On a short route, a normal quarterback can zip the ball to the receiver with a high velocity, decreasing the time the ball is in the air, the height that the ball must reach and how far the quarterback must "lead" the receiver. When the ball is thrown with a higher velocity, it does not need to be thrown with as much arc to reach its desired target as it can be in the air a lower amount of time and still reach the target since there is no acceleration in the x plane. However, Peyton Manning introduces numerous possibilities of error since he needs to put more arc on the ball. Since he is releasing the ball with a lower velocity, he needs to increase the time the ball is in the air, which means throwing the ball sooner than the receiver is ready. While this could turn out very well if timed perfectly, a mistake by the quarterback or receiver could leave a floating pass available for the defense to make a play and intercept the ball. Another problem is that when trying to arc the ball more in order to compensate for a lack of velocity, Peyton needs to calculate the velocity and angle in order for the ball to reach the receiver at the right height. This is difficult when you have 300 pound lineman running at you, which is why Peyton is under-throwing some receivers while overthrowing others.

One advantage of a softer pass is that it is often easier to catch.

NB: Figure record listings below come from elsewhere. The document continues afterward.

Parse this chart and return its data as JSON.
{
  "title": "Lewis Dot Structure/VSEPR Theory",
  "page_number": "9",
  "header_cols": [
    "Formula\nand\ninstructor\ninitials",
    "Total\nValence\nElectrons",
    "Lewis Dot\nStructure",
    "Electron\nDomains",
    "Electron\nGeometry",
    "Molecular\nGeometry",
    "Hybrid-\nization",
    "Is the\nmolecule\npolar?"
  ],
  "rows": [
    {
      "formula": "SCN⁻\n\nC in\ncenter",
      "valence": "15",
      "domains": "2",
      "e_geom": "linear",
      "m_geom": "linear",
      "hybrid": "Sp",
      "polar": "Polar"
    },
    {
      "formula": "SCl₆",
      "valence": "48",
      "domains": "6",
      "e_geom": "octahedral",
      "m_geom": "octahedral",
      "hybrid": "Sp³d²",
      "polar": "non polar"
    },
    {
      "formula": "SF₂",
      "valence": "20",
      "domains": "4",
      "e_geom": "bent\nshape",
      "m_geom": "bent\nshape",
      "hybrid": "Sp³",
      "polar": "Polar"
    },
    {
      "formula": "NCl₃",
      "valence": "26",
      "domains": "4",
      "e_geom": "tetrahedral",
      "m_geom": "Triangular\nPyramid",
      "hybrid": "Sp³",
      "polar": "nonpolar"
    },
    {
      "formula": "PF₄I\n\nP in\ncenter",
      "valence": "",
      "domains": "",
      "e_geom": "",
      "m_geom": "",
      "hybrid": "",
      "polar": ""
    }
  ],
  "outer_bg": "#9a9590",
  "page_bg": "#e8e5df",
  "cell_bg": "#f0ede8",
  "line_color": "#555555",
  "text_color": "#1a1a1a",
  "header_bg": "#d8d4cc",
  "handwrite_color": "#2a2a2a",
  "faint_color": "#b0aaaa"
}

Since the mass of a football is constant, the momentum of the football is proportional to the velocity. Therefore, a higher velocity football has more momentum, which means that a receiver must try harder to catch the football as the force required to bring that momentum to zero is inversely proportional to time of the force applied. This means that a player must catch the ball "like an egg", or simply have strong enough hands to withstand the large impact force. 

The second half is about to start, lets hope Denver pulls out the dub!